Hearing from your doctor that you have prostate cancer can be both frightening and emotionally overwhelming. There will also be a number of questions running through your head about your diagnosis and what your next step should be. About (99%) of men diagnosed with prostate cancer will have an estimated 5-year survival expectancy after diagnosis and nearly (98%) of men will have a 10-year survival expectancy. Here are some things you can do after being newly diagnosed.
Learn more about your diagnosis:
The first step is to fully understand the extent your diagnosis. Your doctor will establish this by determining the grade and stage of your prostate cancer.
The stage characterizes how far the cancer has spread within the prostate and whether or not it has spread into other parts of your body. Many diagnosed cases of prostate cancer in the United States generally fall into either the T1 – T2 stages, which is cancer that is still confined to the prostate.
The “Gleason Scale” is used in determining the overall aggressiveness of your cancer and applying a grade to it. The score(s) are individual numbers used to identify the two most common patterns within the cancer.
Discuss your treatment options:
There are many treatment options available for men who have been diagnosed with prostate cancer. Based on both the stage and grade of your prostate cancer a comprehensive assessment must be made on all of the treatment options which are available to you in addition to their results. This will require a consultation with a prostate cancer specialist to help paint a clearer picture of your condition and what your best course of action for treatment should consist of.
The most commonly used treatment options used are:
- Radiation therapy
- Hormone therapy
- Radical prostatectomy (surgical removal of the prostate)
- Cryotherapy (freezing of the prostate)
- Active surveillance
Make lifestyle changes:
A healthy lifestyle plays an important part when it comes to fighting prostate cancer and maintaining prostate health.
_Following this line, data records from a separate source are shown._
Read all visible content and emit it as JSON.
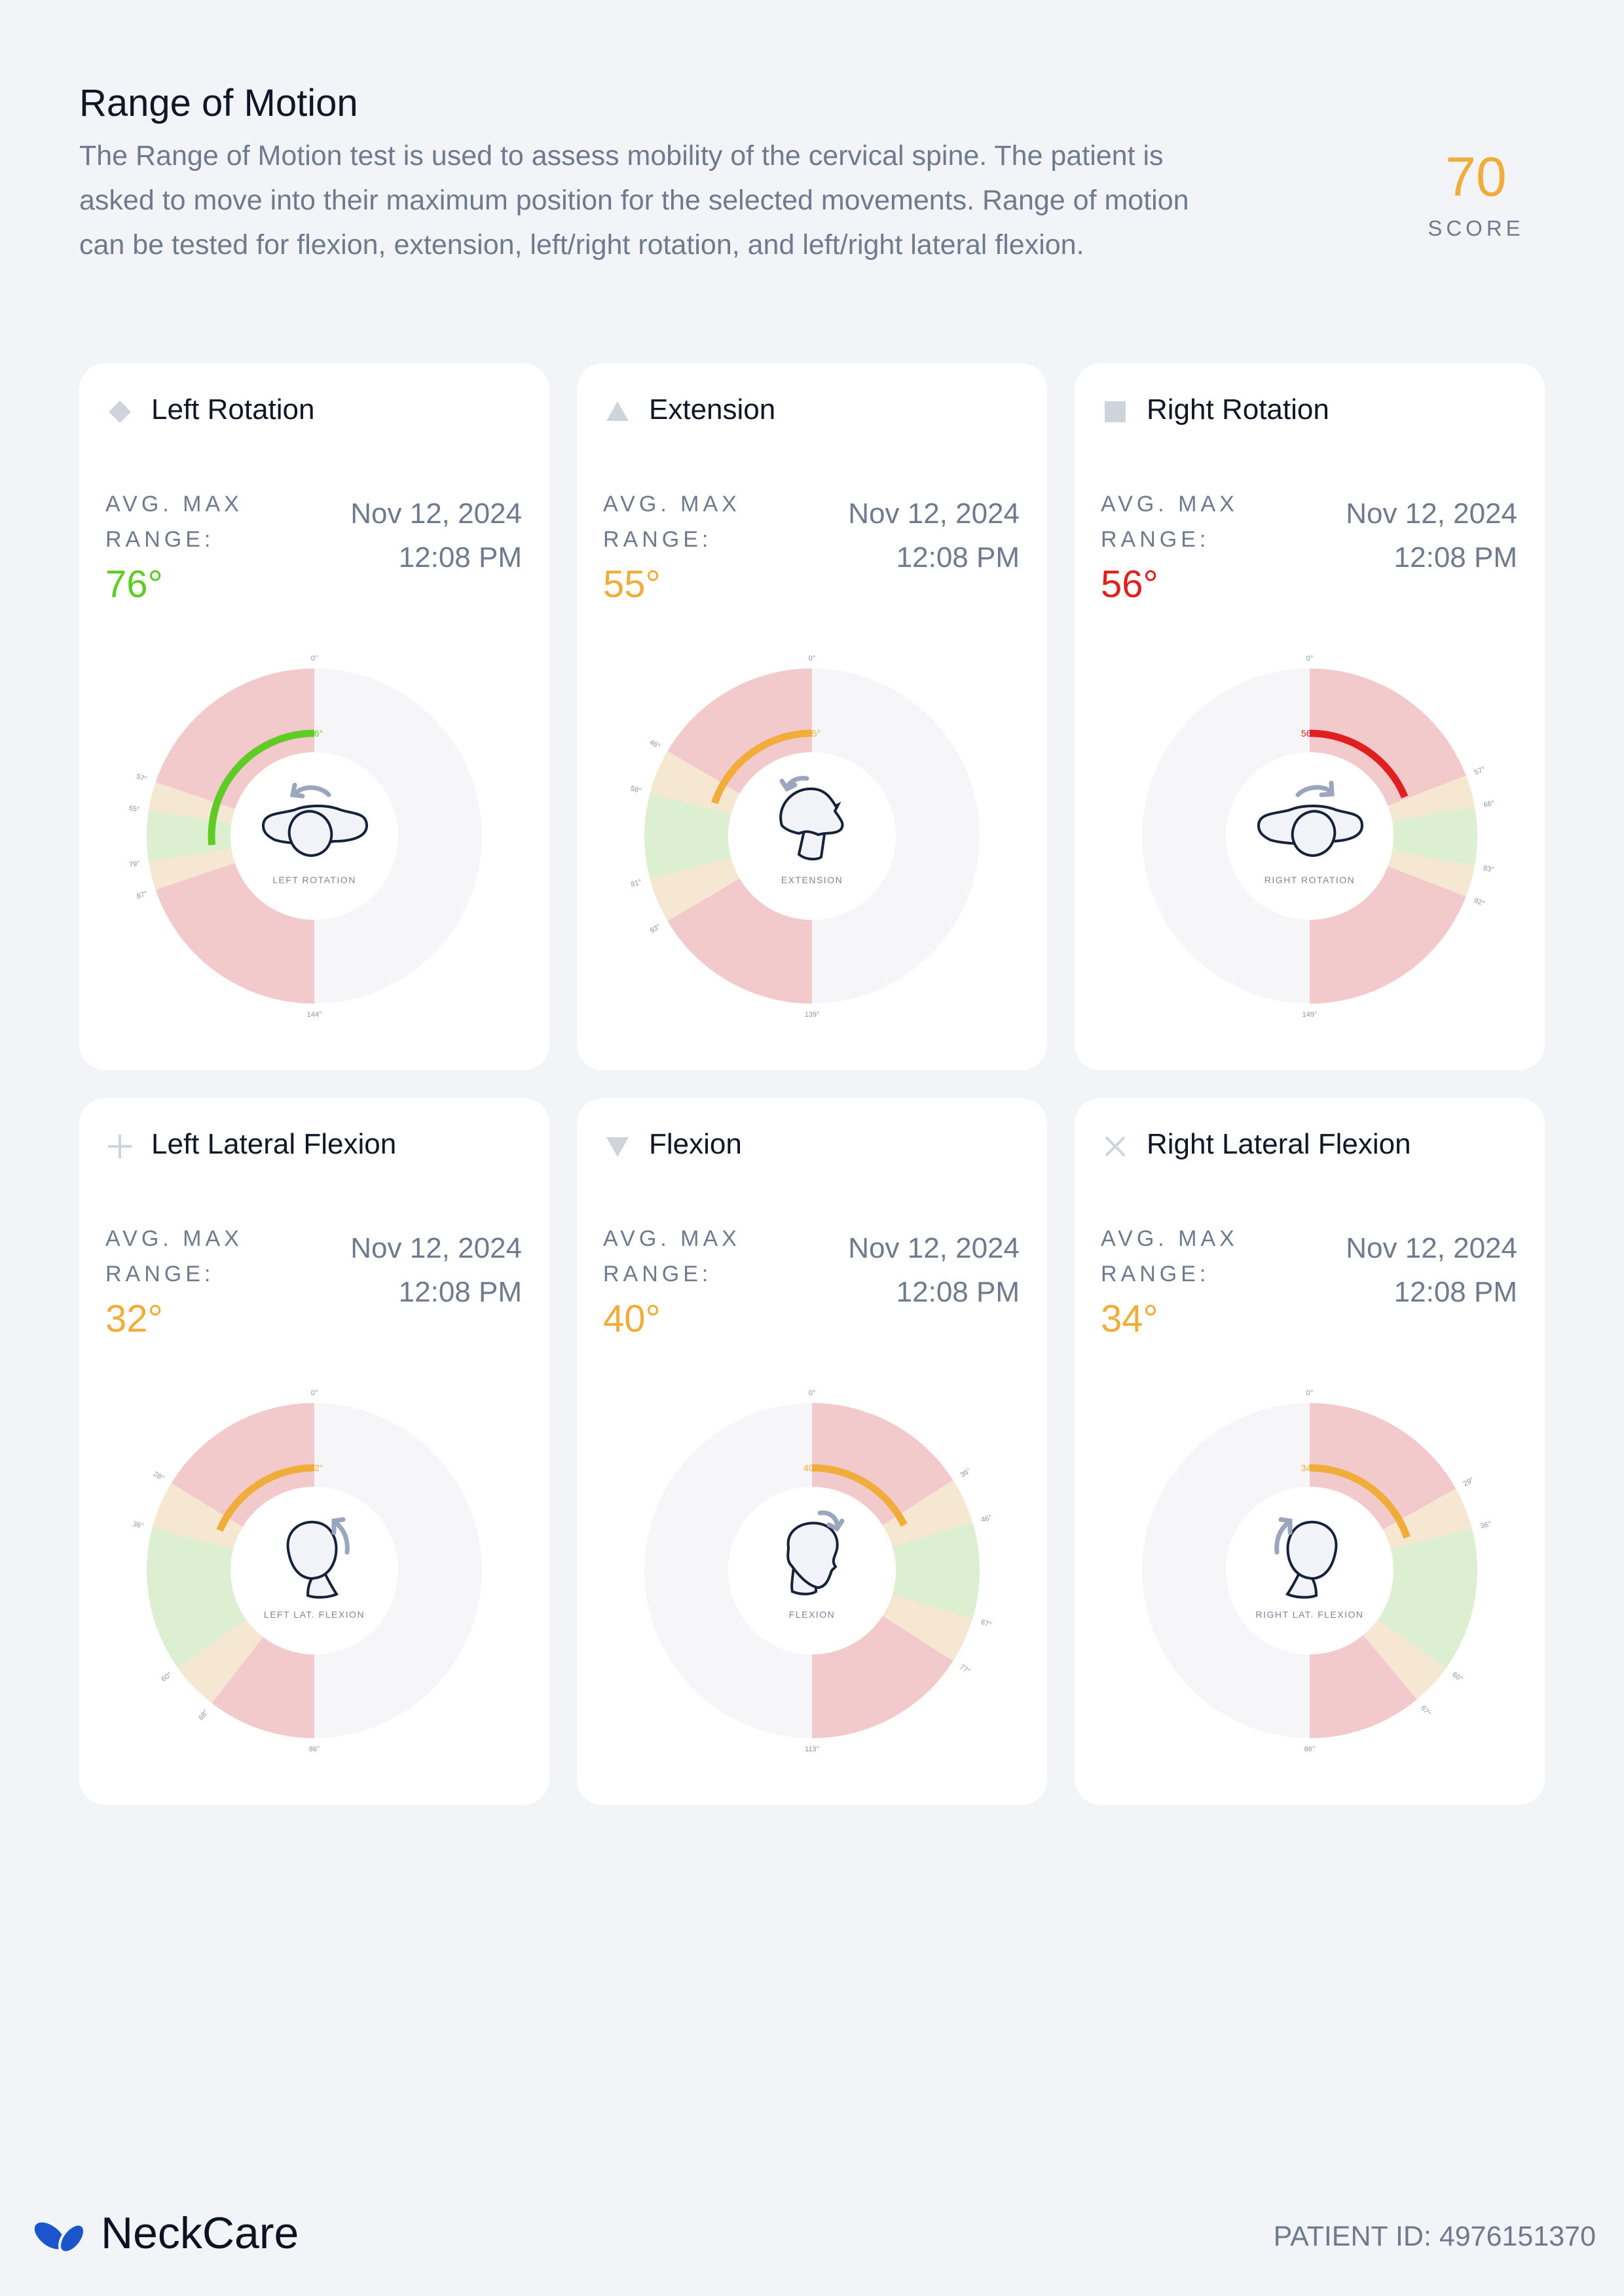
{
  "header": {
    "title": "Range of Motion",
    "description": "The Range of Motion test is used to assess mobility of the cervical spine. The patient is asked to move into their maximum position for the selected movements. Range of motion can be tested for flexion, extension, left/right rotation, and left/right lateral flexion.",
    "score_value": "70",
    "score_label": "SCORE"
  },
  "colors": {
    "zone_red": "#f2cacb",
    "zone_beige": "#f6e7d3",
    "zone_green": "#dcefd0",
    "inactive": "#f6f6f8",
    "good": "#5fcc26",
    "warn": "#f0ad3a",
    "bad": "#e0201e"
  },
  "cards": [
    {
      "title": "Left Rotation",
      "marker_icon": "diamond-icon",
      "avg_label_1": "AVG. MAX",
      "avg_label_2": "RANGE:",
      "value_text": "76°",
      "date": "Nov 12, 2024",
      "time": "12:08 PM",
      "status_color": "#5fcc26",
      "gauge": {
        "value": 76,
        "value_label": "76°",
        "max": 144,
        "zones": [
          57,
          65,
          79,
          87
        ],
        "zone_labels": [
          "57°",
          "65°",
          "79°",
          "87°"
        ],
        "min_label": "0°",
        "max_label": "144°",
        "side": "left",
        "figure": "rotation-left",
        "figure_label": "LEFT ROTATION"
      }
    },
    {
      "title": "Extension",
      "marker_icon": "triangle-up-icon",
      "avg_label_1": "AVG. MAX",
      "avg_label_2": "RANGE:",
      "value_text": "55°",
      "date": "Nov 12, 2024",
      "time": "12:08 PM",
      "status_color": "#f0ad3a",
      "gauge": {
        "value": 55,
        "value_label": "55°",
        "max": 139,
        "zones": [
          46,
          58,
          81,
          93
        ],
        "zone_labels": [
          "46°",
          "58°",
          "81°",
          "93°"
        ],
        "min_label": "0°",
        "max_label": "139°",
        "side": "left",
        "figure": "extension",
        "figure_label": "EXTENSION"
      }
    },
    {
      "title": "Right Rotation",
      "marker_icon": "square-icon",
      "avg_label_1": "AVG. MAX",
      "avg_label_2": "RANGE:",
      "value_text": "56°",
      "date": "Nov 12, 2024",
      "time": "12:08 PM",
      "status_color": "#e0201e",
      "gauge": {
        "value": 56,
        "value_label": "56°",
        "max": 149,
        "zones": [
          57,
          66,
          83,
          92
        ],
        "zone_labels": [
          "57°",
          "66°",
          "83°",
          "92°"
        ],
        "min_label": "0°",
        "max_label": "149°",
        "side": "right",
        "figure": "rotation-right",
        "figure_label": "RIGHT ROTATION"
      }
    },
    {
      "title": "Left Lateral Flexion",
      "marker_icon": "plus-icon",
      "avg_label_1": "AVG. MAX",
      "avg_label_2": "RANGE:",
      "value_text": "32°",
      "date": "Nov 12, 2024",
      "time": "12:08 PM",
      "status_color": "#f0ad3a",
      "gauge": {
        "value": 32,
        "value_label": "32°",
        "max": 86,
        "zones": [
          28,
          36,
          60,
          68
        ],
        "zone_labels": [
          "28°",
          "36°",
          "60°",
          "68°"
        ],
        "min_label": "0°",
        "max_label": "86°",
        "side": "left",
        "figure": "lat-left",
        "figure_label": "LEFT LAT. FLEXION"
      }
    },
    {
      "title": "Flexion",
      "marker_icon": "triangle-down-icon",
      "avg_label_1": "AVG. MAX",
      "avg_label_2": "RANGE:",
      "value_text": "40°",
      "date": "Nov 12, 2024",
      "time": "12:08 PM",
      "status_color": "#f0ad3a",
      "gauge": {
        "value": 40,
        "value_label": "40°",
        "max": 113,
        "zones": [
          36,
          46,
          67,
          77
        ],
        "zone_labels": [
          "36°",
          "46°",
          "67°",
          "77°"
        ],
        "min_label": "0°",
        "max_label": "113°",
        "side": "right",
        "figure": "flexion",
        "figure_label": "FLEXION"
      }
    },
    {
      "title": "Right Lateral Flexion",
      "marker_icon": "x-icon",
      "avg_label_1": "AVG. MAX",
      "avg_label_2": "RANGE:",
      "value_text": "34°",
      "date": "Nov 12, 2024",
      "time": "12:08 PM",
      "status_color": "#f0ad3a",
      "gauge": {
        "value": 34,
        "value_label": "34°",
        "max": 86,
        "zones": [
          29,
          36,
          60,
          67
        ],
        "zone_labels": [
          "29°",
          "36°",
          "60°",
          "67°"
        ],
        "min_label": "0°",
        "max_label": "86°",
        "side": "right",
        "figure": "lat-right",
        "figure_label": "RIGHT LAT. FLEXION"
      }
    }
  ],
  "footer": {
    "brand": "NeckCare",
    "brand_color": "#1a55cc",
    "patient_id": "PATIENT ID: 4976151370"
  }
}
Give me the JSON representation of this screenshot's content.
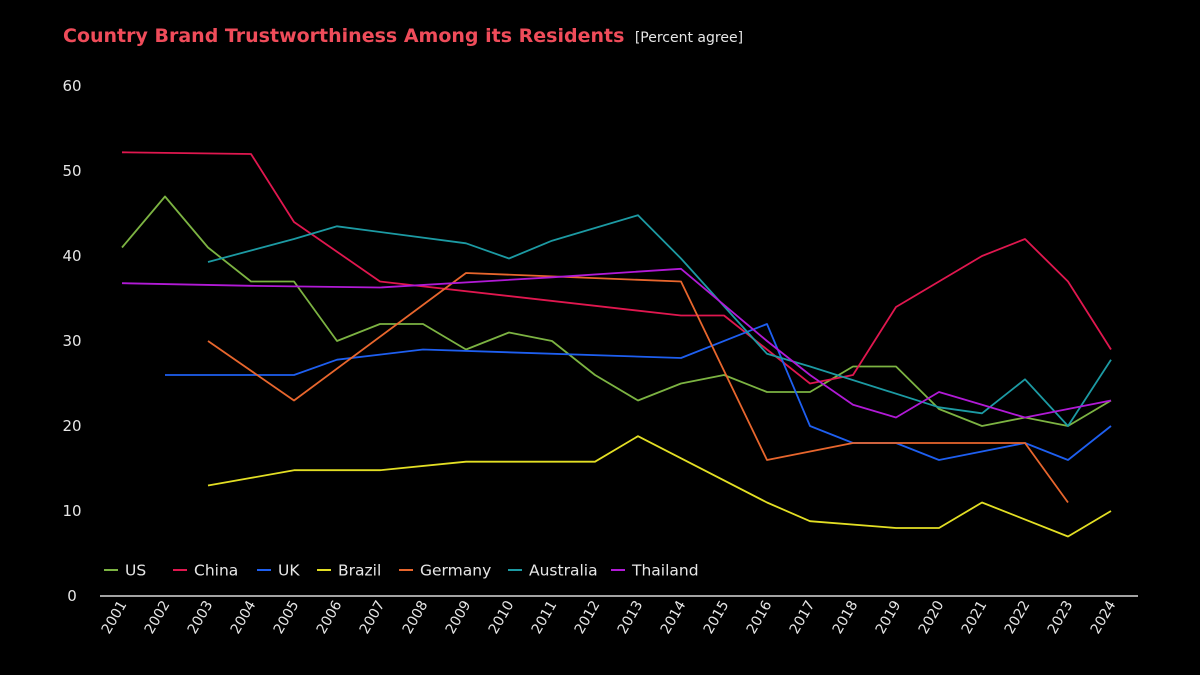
{
  "colors": {
    "background": "#000000",
    "title": "#ef4c5a",
    "text": "#e6e6e6",
    "axis": "#d9d9d9"
  },
  "chart_data": {
    "type": "line",
    "title": "Country Brand Trustworthiness Among its Residents",
    "subtitle": "[Percent agree]",
    "xlabel": "",
    "ylabel": "",
    "ylim": [
      0,
      60
    ],
    "yticks": [
      0,
      10,
      20,
      30,
      40,
      50,
      60
    ],
    "grid": false,
    "legend_position": "bottom-left",
    "x": [
      "2001",
      "2002",
      "2003",
      "2004",
      "2005",
      "2006",
      "2007",
      "2008",
      "2009",
      "2010",
      "2011",
      "2012",
      "2013",
      "2014",
      "2015",
      "2016",
      "2017",
      "2018",
      "2019",
      "2020",
      "2021",
      "2022",
      "2023",
      "2024"
    ],
    "series": [
      {
        "name": "US",
        "color": "#7cb342",
        "values": [
          41,
          47,
          41,
          37,
          37,
          30,
          32,
          32,
          29,
          31,
          30,
          26,
          23,
          25,
          26,
          24,
          24,
          27,
          27,
          22,
          20,
          21,
          20,
          23
        ]
      },
      {
        "name": "China",
        "color": "#e0174f",
        "values": [
          52.2,
          null,
          null,
          52,
          44,
          null,
          37,
          null,
          null,
          null,
          null,
          null,
          null,
          33,
          33,
          29,
          25,
          26,
          34,
          null,
          40,
          42,
          37,
          29
        ]
      },
      {
        "name": "UK",
        "color": "#1e5ff0",
        "values": [
          null,
          26,
          26,
          26,
          26,
          27.8,
          28.4,
          29,
          null,
          null,
          null,
          null,
          null,
          28,
          null,
          32,
          20,
          18,
          18,
          16,
          17,
          18,
          16,
          20
        ]
      },
      {
        "name": "Brazil",
        "color": "#e3df24",
        "values": [
          null,
          null,
          13,
          13.9,
          14.8,
          14.8,
          14.8,
          null,
          15.8,
          15.8,
          15.8,
          15.8,
          18.8,
          null,
          null,
          11,
          8.8,
          null,
          8,
          8,
          11,
          null,
          7,
          10
        ]
      },
      {
        "name": "Germany",
        "color": "#e8662d",
        "values": [
          null,
          null,
          30,
          null,
          23,
          null,
          null,
          null,
          38,
          null,
          null,
          null,
          null,
          37,
          null,
          16,
          null,
          18,
          18,
          18,
          18,
          18,
          11,
          null
        ]
      },
      {
        "name": "Australia",
        "color": "#1c9aa3",
        "values": [
          null,
          null,
          39.3,
          null,
          42,
          43.5,
          null,
          null,
          41.5,
          39.7,
          41.8,
          null,
          44.8,
          39.7,
          null,
          28.5,
          27,
          null,
          null,
          22.2,
          21.5,
          25.5,
          20,
          27.8
        ]
      },
      {
        "name": "Thailand",
        "color": "#b11ad6",
        "values": [
          36.8,
          null,
          null,
          36.5,
          null,
          null,
          36.3,
          null,
          null,
          null,
          37.5,
          null,
          null,
          38.5,
          null,
          30,
          26,
          22.5,
          21,
          24,
          22.5,
          21,
          22,
          23
        ]
      }
    ]
  }
}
Recent studies have suggested that making lifestyle changes go a long way toward preventing or slowing the progression of prostate cancer. Some of these changes include engaging in increased physical activity, changing your diet, controlling your stress, and reducing your use of tobacco and alcohol.
Being diagnosed with prostate cancer isn’t a death sentence and the cancer is not only manageable, but is also very treatable.